February 13, 2009
Things you can’t do with real estate
David Reed blogs about recent research on “practical ways to construct EM (radio) waves with new, complex 3D structures that propagate while maintaining that structure, not necessarily in spherical or cylindrical shapes.” I am not even close to understanding the physics, but, as David writes, this sort of possibility makes it clear how foolish it is to regulate the airwaves as if they were real estate that has to be divided up into slices that are awarded as monopolies to the highest bidder. David writes:
… the policy issue is that such systems for multiplexing such EM fields don’t fit the “law of the land” regarding sharing the medium. So, like UWB [ultra wideband] and spread spectrum underlay, and white spaces, all that capacity will evaporate in attempting to fit the technology into the procrustean bed of the FCC’s “property rights in spectrum” legal framework.
The “property rights” model of spectrum allocation and radio regulation is based on physics-by-analogy, ignoring the reality of propagation. It’s time to end the ignorance of economists and lawyers, and replace physics-by-analogy with better physical analysis.

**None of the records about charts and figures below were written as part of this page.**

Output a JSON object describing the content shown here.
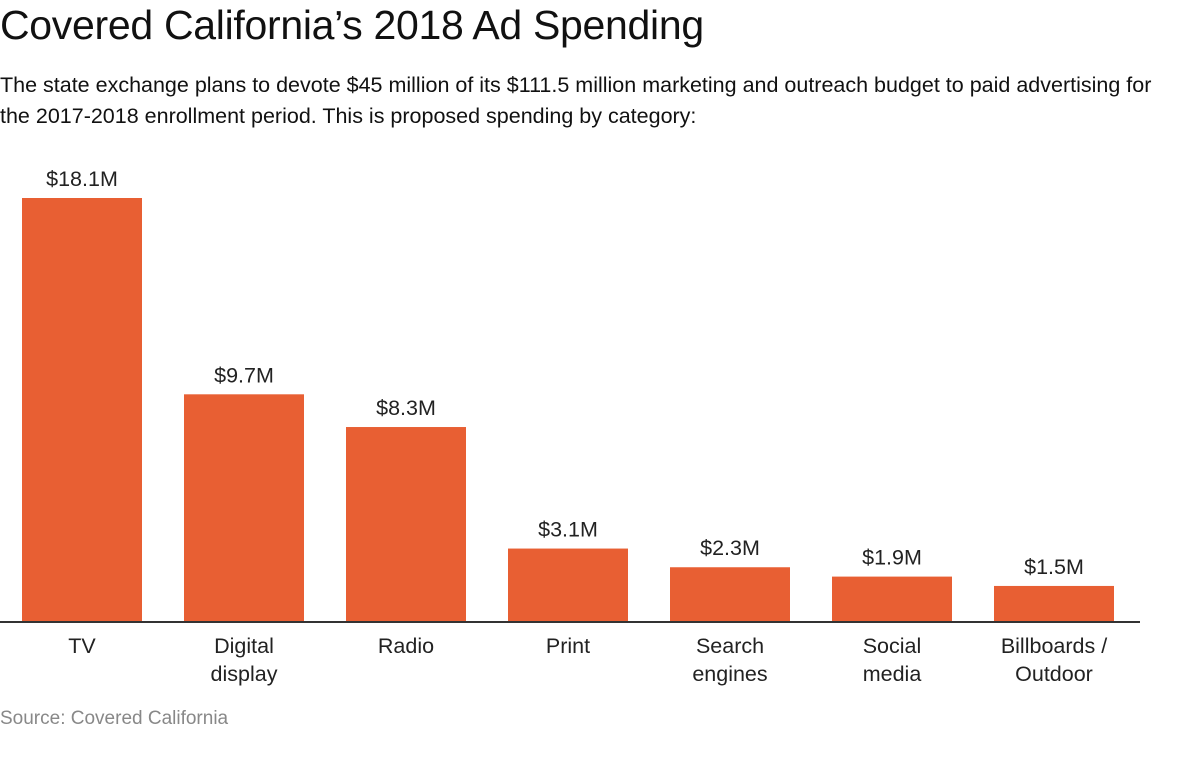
{
  "chart_data": {
    "type": "bar",
    "title": "Covered California’s 2018 Ad Spending",
    "subtitle": "The state exchange plans to devote $45 million of its $111.5 million marketing and outreach budget to paid advertising for the 2017-2018 enrollment period. This is proposed spending by category:",
    "categories": [
      [
        "TV"
      ],
      [
        "Digital",
        "display"
      ],
      [
        "Radio"
      ],
      [
        "Print"
      ],
      [
        "Search",
        "engines"
      ],
      [
        "Social",
        "media"
      ],
      [
        "Billboards /",
        "Outdoor"
      ]
    ],
    "values": [
      18.1,
      9.7,
      8.3,
      3.1,
      2.3,
      1.9,
      1.5
    ],
    "value_labels": [
      "$18.1M",
      "$9.7M",
      "$8.3M",
      "$3.1M",
      "$2.3M",
      "$1.9M",
      "$1.5M"
    ],
    "unit": "million USD",
    "xlabel": "",
    "ylabel": "",
    "ylim": [
      0,
      18.1
    ],
    "grid": false,
    "legend": "none",
    "bar_color": "#e85f33",
    "axis_color": "#333333",
    "source": "Source: Covered California"
  }
}
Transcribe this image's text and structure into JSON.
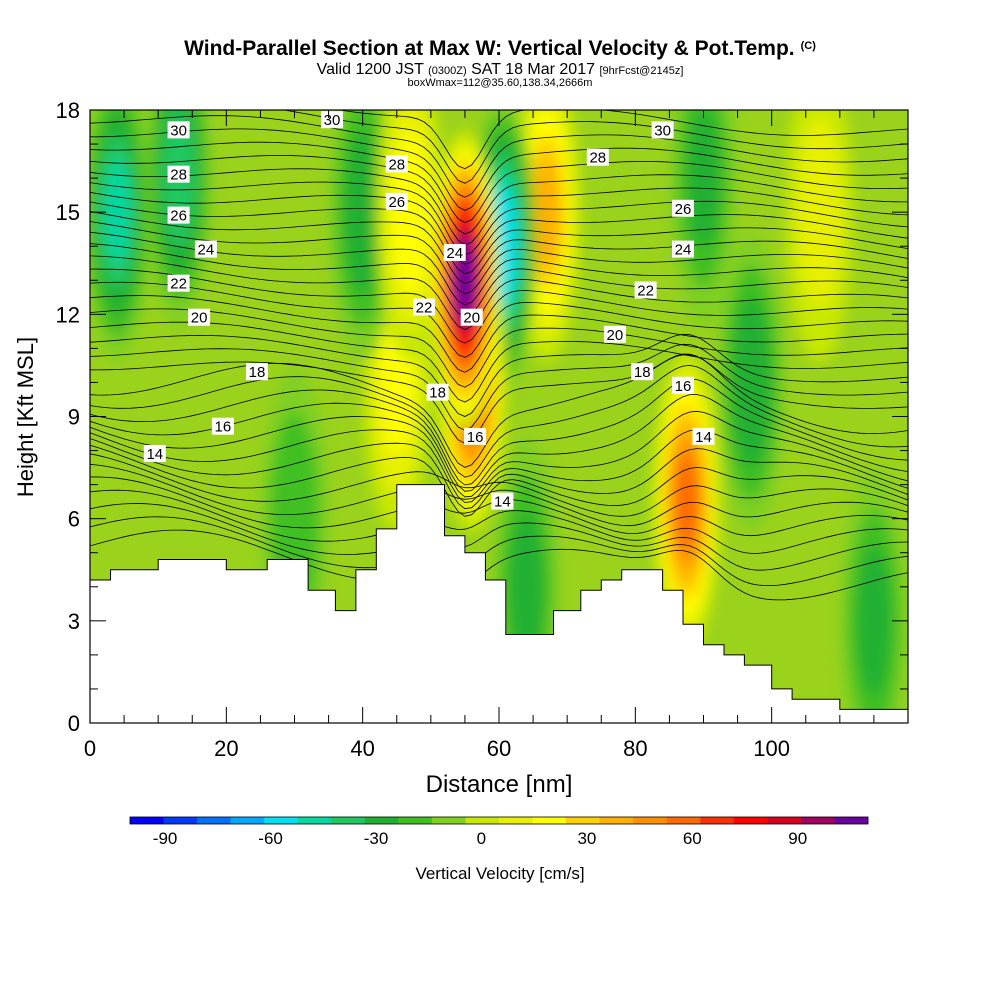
{
  "title": {
    "main": "Wind-Parallel Section at Max W: Vertical Velocity & Pot.Temp.",
    "copyright": "(C)",
    "valid_prefix": "Valid 1200 JST",
    "valid_utc": "(0300Z)",
    "valid_date": "SAT 18 Mar 2017",
    "forecast": "[9hrFcst@2145z]",
    "box_info": "boxWmax=112@35.60,138.34,2666m"
  },
  "chart_data": {
    "type": "heatmap",
    "xlabel": "Distance [nm]",
    "ylabel": "Height [Kft MSL]",
    "xlim": [
      0,
      120
    ],
    "ylim": [
      0,
      18
    ],
    "x_ticks": [
      0,
      20,
      40,
      60,
      80,
      100
    ],
    "y_ticks": [
      0,
      3,
      6,
      9,
      12,
      15,
      18
    ],
    "terrain": {
      "x": [
        0,
        3,
        3,
        10,
        10,
        20,
        20,
        26,
        26,
        32,
        32,
        36,
        36,
        39,
        39,
        42,
        42,
        45,
        45,
        48,
        48,
        52,
        52,
        55,
        55,
        58,
        58,
        61,
        61,
        68,
        68,
        72,
        72,
        75,
        75,
        78,
        78,
        84,
        84,
        87,
        87,
        90,
        90,
        93,
        93,
        96,
        96,
        100,
        100,
        103,
        103,
        110,
        110,
        120
      ],
      "kft": [
        4.2,
        4.2,
        4.5,
        4.5,
        4.8,
        4.8,
        4.5,
        4.5,
        4.8,
        4.8,
        3.9,
        3.9,
        3.3,
        3.3,
        4.5,
        4.5,
        5.7,
        5.7,
        7.0,
        7.0,
        7.0,
        7.0,
        5.5,
        5.5,
        5.0,
        5.0,
        4.2,
        4.2,
        2.6,
        2.6,
        3.3,
        3.3,
        3.9,
        3.9,
        4.2,
        4.2,
        4.5,
        4.5,
        3.9,
        3.9,
        2.9,
        2.9,
        2.3,
        2.3,
        2.0,
        2.0,
        1.7,
        1.7,
        1.0,
        1.0,
        0.7,
        0.7,
        0.4,
        0.4
      ]
    },
    "vertical_velocity": {
      "unit": "cm/s",
      "features": [
        {
          "x": 55,
          "kft": 13,
          "w": 110
        },
        {
          "x": 56,
          "kft": 10,
          "w": 70
        },
        {
          "x": 60.5,
          "kft": 14,
          "w": -55
        },
        {
          "x": 67,
          "kft": 15,
          "w": 40
        },
        {
          "x": 87.5,
          "kft": 6.5,
          "w": 60
        },
        {
          "x": 4,
          "kft": 15,
          "w": -40
        },
        {
          "x": 13,
          "kft": 16,
          "w": -35
        },
        {
          "x": 40,
          "kft": 15,
          "w": -25
        },
        {
          "x": 47,
          "kft": 15,
          "w": 25
        },
        {
          "x": 45,
          "kft": 10,
          "w": 20
        },
        {
          "x": 64,
          "kft": 4,
          "w": -22
        },
        {
          "x": 97,
          "kft": 10,
          "w": -28
        },
        {
          "x": 90,
          "kft": 16,
          "w": -20
        },
        {
          "x": 115,
          "kft": 3,
          "w": -22
        },
        {
          "x": 30,
          "kft": 6,
          "w": -18
        },
        {
          "x": 107,
          "kft": 15,
          "w": 12
        }
      ]
    },
    "potential_temperature_labels": [
      {
        "text": "30",
        "x": 13,
        "kft": 17.4
      },
      {
        "text": "30",
        "x": 35.5,
        "kft": 17.7
      },
      {
        "text": "30",
        "x": 84,
        "kft": 17.4
      },
      {
        "text": "28",
        "x": 13,
        "kft": 16.1
      },
      {
        "text": "28",
        "x": 45,
        "kft": 16.4
      },
      {
        "text": "28",
        "x": 74.5,
        "kft": 16.6
      },
      {
        "text": "26",
        "x": 13,
        "kft": 14.9
      },
      {
        "text": "26",
        "x": 45,
        "kft": 15.3
      },
      {
        "text": "26",
        "x": 87,
        "kft": 15.1
      },
      {
        "text": "24",
        "x": 17,
        "kft": 13.9
      },
      {
        "text": "24",
        "x": 53.5,
        "kft": 13.8
      },
      {
        "text": "24",
        "x": 87,
        "kft": 13.9
      },
      {
        "text": "22",
        "x": 13,
        "kft": 12.9
      },
      {
        "text": "22",
        "x": 49,
        "kft": 12.2
      },
      {
        "text": "22",
        "x": 81.5,
        "kft": 12.7
      },
      {
        "text": "20",
        "x": 16,
        "kft": 11.9
      },
      {
        "text": "20",
        "x": 56,
        "kft": 11.9
      },
      {
        "text": "20",
        "x": 77,
        "kft": 11.4
      },
      {
        "text": "18",
        "x": 24.5,
        "kft": 10.3
      },
      {
        "text": "18",
        "x": 51,
        "kft": 9.7
      },
      {
        "text": "18",
        "x": 81,
        "kft": 10.3
      },
      {
        "text": "16",
        "x": 19.5,
        "kft": 8.7
      },
      {
        "text": "16",
        "x": 56.5,
        "kft": 8.4
      },
      {
        "text": "16",
        "x": 87,
        "kft": 9.9
      },
      {
        "text": "14",
        "x": 9.5,
        "kft": 7.9
      },
      {
        "text": "14",
        "x": 60.5,
        "kft": 6.5
      },
      {
        "text": "14",
        "x": 90,
        "kft": 8.4
      }
    ]
  },
  "colorbar": {
    "title": "Vertical Velocity [cm/s]",
    "min": -100,
    "max": 110,
    "step": 10,
    "tick_values": [
      -90,
      -60,
      -30,
      0,
      30,
      60,
      90
    ],
    "tick_labels": [
      "-90",
      "-60",
      "-30",
      "0",
      "30",
      "60",
      "90"
    ],
    "colors": [
      "#0000ff",
      "#0038ff",
      "#0070ff",
      "#00a8ff",
      "#00e0f0",
      "#00d8a0",
      "#20c860",
      "#20b030",
      "#40c020",
      "#80d020",
      "#c8e800",
      "#e8f000",
      "#ffff00",
      "#ffd000",
      "#ffb000",
      "#ff9000",
      "#ff6a00",
      "#ff3000",
      "#ff0000",
      "#d80020",
      "#a00060",
      "#6a00a0"
    ]
  }
}
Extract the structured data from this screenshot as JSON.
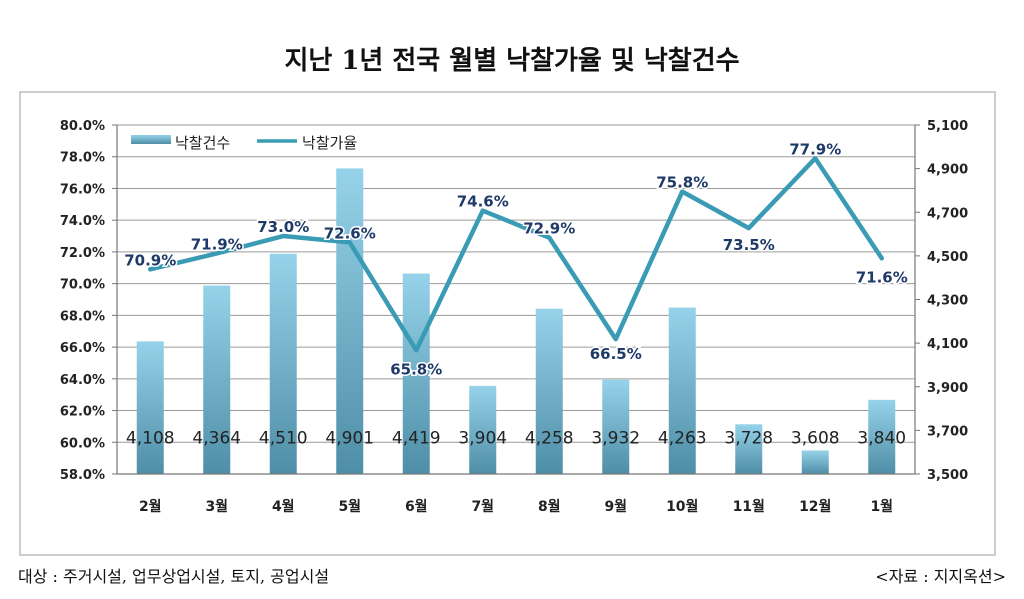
{
  "title": "지난 1년 전국 월별 낙찰가율 및 낙찰건수",
  "footer": {
    "target": "대상 : 주거시설, 업무상업시설, 토지, 공업시설",
    "source": "<자료 : 지지옥션>"
  },
  "chart_data": {
    "type": "bar+line",
    "title": "지난 1년 전국 월별 낙찰가율 및 낙찰건수",
    "categories": [
      "2월",
      "3월",
      "4월",
      "5월",
      "6월",
      "7월",
      "8월",
      "9월",
      "10월",
      "11월",
      "12월",
      "1월"
    ],
    "series": [
      {
        "name": "낙찰건수",
        "type": "bar",
        "axis": "right",
        "values": [
          4108,
          4364,
          4510,
          4901,
          4419,
          3904,
          4258,
          3932,
          4263,
          3728,
          3608,
          3840
        ],
        "labels": [
          "4,108",
          "4,364",
          "4,510",
          "4,901",
          "4,419",
          "3,904",
          "4,258",
          "3,932",
          "4,263",
          "3,728",
          "3,608",
          "3,840"
        ]
      },
      {
        "name": "낙찰가율",
        "type": "line",
        "axis": "left",
        "values": [
          70.9,
          71.9,
          73.0,
          72.6,
          65.8,
          74.6,
          72.9,
          66.5,
          75.8,
          73.5,
          77.9,
          71.6
        ],
        "labels": [
          "70.9%",
          "71.9%",
          "73.0%",
          "72.6%",
          "65.8%",
          "74.6%",
          "72.9%",
          "66.5%",
          "75.8%",
          "73.5%",
          "77.9%",
          "71.6%"
        ]
      }
    ],
    "y_left": {
      "min": 58,
      "max": 80,
      "step": 2,
      "ticks": [
        "58.0%",
        "60.0%",
        "62.0%",
        "64.0%",
        "66.0%",
        "68.0%",
        "70.0%",
        "72.0%",
        "74.0%",
        "76.0%",
        "78.0%",
        "80.0%"
      ]
    },
    "y_right": {
      "min": 3500,
      "max": 5100,
      "step": 200,
      "ticks": [
        "3,500",
        "3,700",
        "3,900",
        "4,100",
        "4,300",
        "4,500",
        "4,700",
        "4,900",
        "5,100"
      ]
    },
    "grid": true,
    "legend": "top-left",
    "colors": {
      "bar_top": "#8fcfe6",
      "bar_bottom": "#4f8fa8",
      "line": "#3a9bb5",
      "line_label": "#1f3a68"
    }
  }
}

Or, to put the analogy the other way, if real estate operated the way energy and information do, the little slice of beach front you’re charging $5,000 a night for would go from having room for four honeymooning couples to being the 127 miles of the New Jersey coastline and simultaneously a set of holiday villas in Brazil, just because a Swedish scientist found some new way of twisting it around. In such a case, the FCC (Federal Coastal Commission) would probably want to rethink its rules for allocating beachfront properties.